According to the terms of the deal, Novartis, through a subsidiary, will initiate a tender offer to acquire all of Regulus' outstanding shares for an initial price of $7.00 per share or $800 million.
Shares of biopharmaceutical company Regulus Therapeutics Inc. (RGLS) shot up 138% at the opening bell on Wednesday after Swiss drugmaker Novartis agreed to acquire the firm for up to $1.7 billion.
As per the terms of the deal, Novartis, through a subsidiary, will initiate a tender offer to acquire all of Regulus' outstanding shares for an initial price of $7.00 per share or $800 million.

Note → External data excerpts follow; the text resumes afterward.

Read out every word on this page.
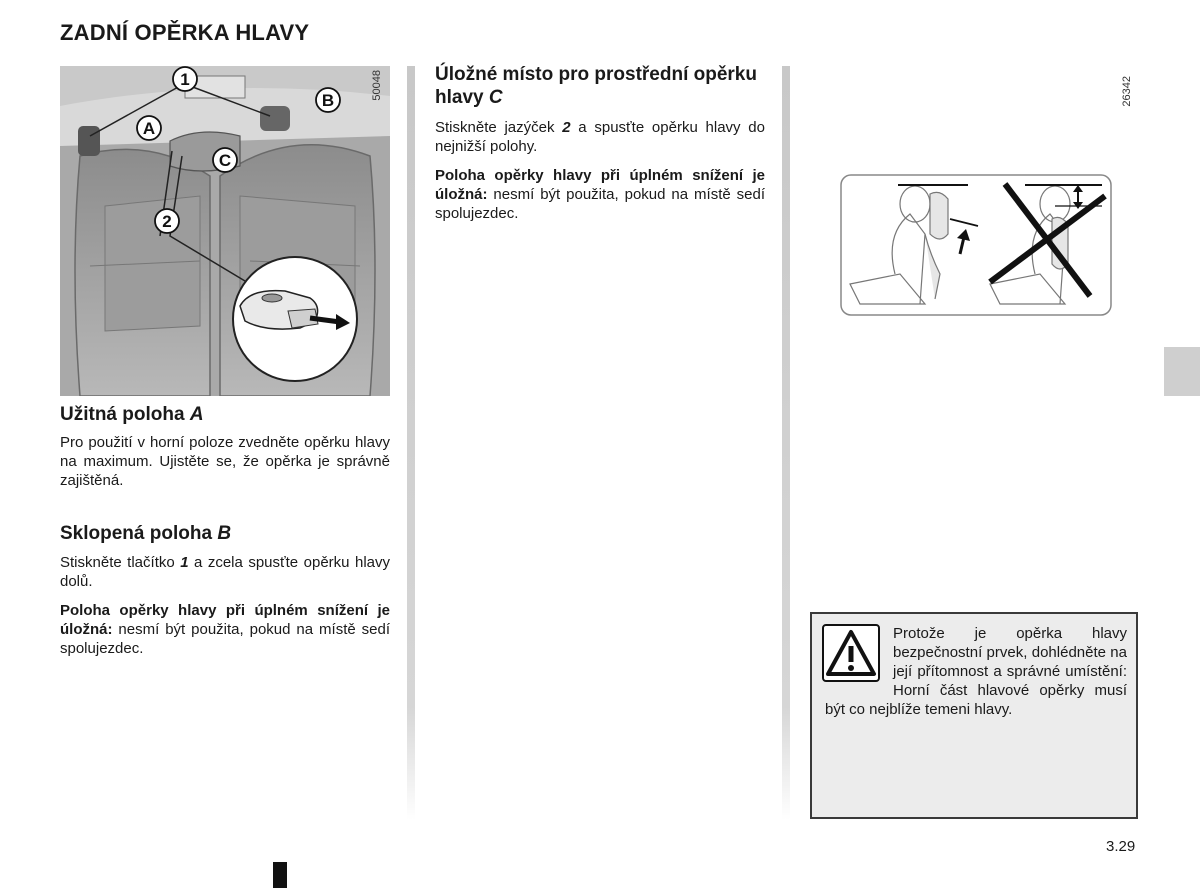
ZADNÍ OPĚRKA HLAVY
1
A
B
C
2
50048
Užitná poloha A
Pro použití v horní poloze zvedněte opěrku hlavy na maximum. Ujistěte se, že opěrka je správně zajištěná.
Sklopená poloha B
Stiskněte tlačítko 1 a zcela spusťte opěrku hlavy dolů.
Poloha opěrky hlavy při úplném snížení je úložná: nesmí být použita, pokud na místě sedí spolujezdec.
Úložné místo pro prostřední opěrku hlavy C
Stiskněte jazýček 2 a spusťte opěrku hlavy do nejnižší polohy.
Poloha opěrky hlavy při úplném snížení je úložná: nesmí být použita, pokud na místě sedí spolujezdec.
26342
Protože je opěrka hlavy bezpečnostní prvek, dohlédněte na její přítomnost a správné umístění: Horní část hlavové opěrky musí být co nejblíže temeni hlavy.
3.29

The initial per-share price represents a premium of 108% to Regulus' closing price on April 29.
Regulus shareholders will also receive a contingent value right (CVR) of $7.00 per share if its lead product candidate, farabursen, receives regulatory approval.

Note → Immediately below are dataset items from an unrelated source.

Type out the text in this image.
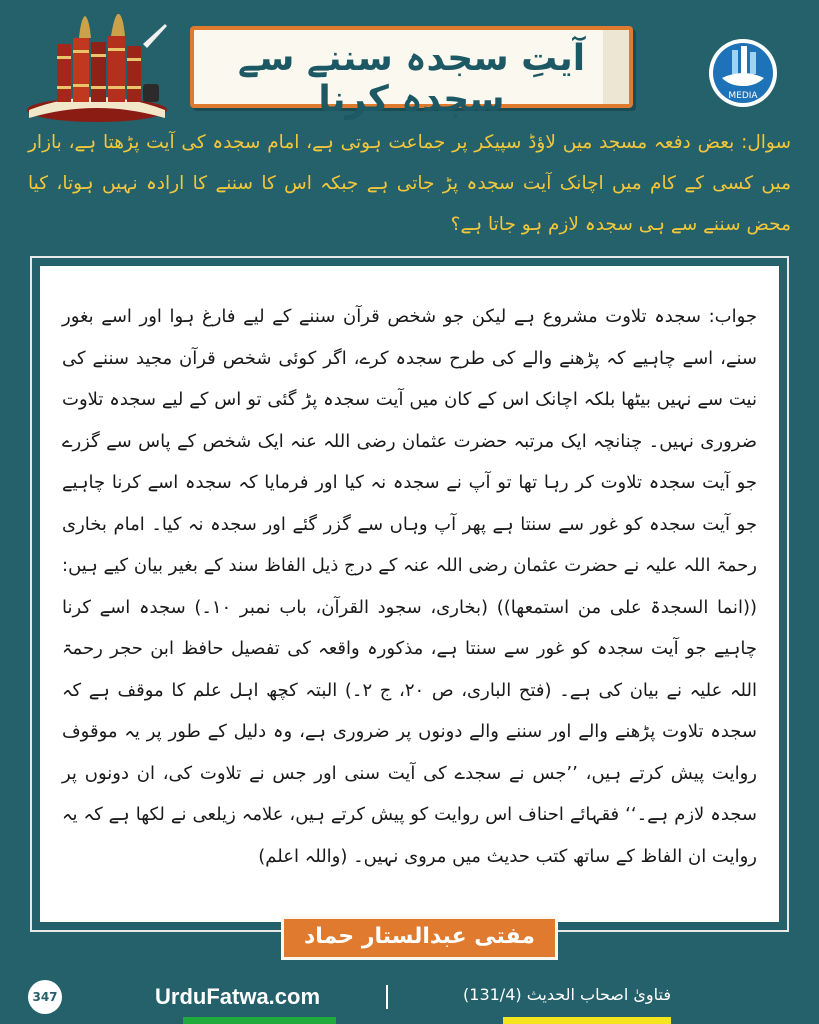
آیتِ سجدہ سننے سے سجدہ کرنا	MEDIA
سوال: بعض دفعہ مسجد میں لاؤڈ سپیکر پر جماعت ہوتی ہے، امام سجدہ کی آیت پڑھتا ہے، بازار میں کسی کے کام میں اچانک آیت سجدہ پڑ جاتی ہے جبکہ اس کا سننے کا ارادہ نہیں ہوتا، کیا محض سننے سے ہی سجدہ لازم ہو جاتا ہے؟
جواب: سجدہ تلاوت مشروع ہے لیکن جو شخص قرآن سننے کے لیے فارغ ہوا اور اسے بغور سنے، اسے چاہیے کہ پڑھنے والے کی طرح سجدہ کرے، اگر کوئی شخص قرآن مجید سننے کی نیت سے نہیں بیٹھا بلکہ اچانک اس کے کان میں آیت سجدہ پڑ گئی تو اس کے لیے سجدہ تلاوت ضروری نہیں۔ چنانچہ ایک مرتبہ حضرت عثمان رضی اللہ عنہ ایک شخص کے پاس سے گزرے جو آیت سجدہ تلاوت کر رہا تھا تو آپ نے سجدہ نہ کیا اور فرمایا کہ سجدہ اسے کرنا چاہیے جو آیت سجدہ کو غور سے سنتا ہے پھر آپ وہاں سے گزر گئے اور سجدہ نہ کیا۔ امام بخاری رحمۃ اللہ علیہ نے حضرت عثمان رضی اللہ عنہ کے درج ذیل الفاظ سند کے بغیر بیان کیے ہیں: ((انما السجدۃ علی من استمعھا)) (بخاری، سجود القرآن، باب نمبر ۱۰۔) سجدہ اسے کرنا چاہیے جو آیت سجدہ کو غور سے سنتا ہے، مذکورہ واقعہ کی تفصیل حافظ ابن حجر رحمۃ اللہ علیہ نے بیان کی ہے۔ (فتح الباری، ص ۲۰، ج ۲۔) البتہ کچھ اہل علم کا موقف ہے کہ سجدہ تلاوت پڑھنے والے اور سننے والے دونوں پر ضروری ہے، وہ دلیل کے طور پر یہ موقوف روایت پیش کرتے ہیں، ’’جس نے سجدے کی آیت سنی اور جس نے تلاوت کی، ان دونوں پر سجدہ لازم ہے۔‘‘ فقہائے احناف اس روایت کو پیش کرتے ہیں، علامہ زیلعی نے لکھا ہے کہ یہ روایت ان الفاظ کے ساتھ کتب حدیث میں مروی نہیں۔ (واللہ اعلم)
مفتی عبدالستار حماد
347	UrduFatwa.com	فتاویٰ اصحاب الحدیث (131/4)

The total consideration, including the CVR, would be approximately $1.7 billion.
Regulus’ farabursen is an investigational microRNA inhibitor designed to reduce the growth of cysts and kidney size, as well as delay progression of disease severity in a severe kidney disease called autosomal dominant polycystic kidney disease (ADPKD).
Novartis President Shreeram Aradhye noted that there are limited treatment options currently available for ADPKD.
“The team at Regulus has done meaningful foundational work with farabursen, and we look forward to investigating its potential further as we aim to bring a better treatment option to patients in need," he said.
The transaction is expected to be completed in the second half of 2025. Until then, Regulus will continue to operate as a separate and independent company. Following the completion of the deal, Regulus will become an indirect wholly-owned subsidiary of Novartis.
RGLS stock is up by 397% so far this year and by 237% over the past 12 months.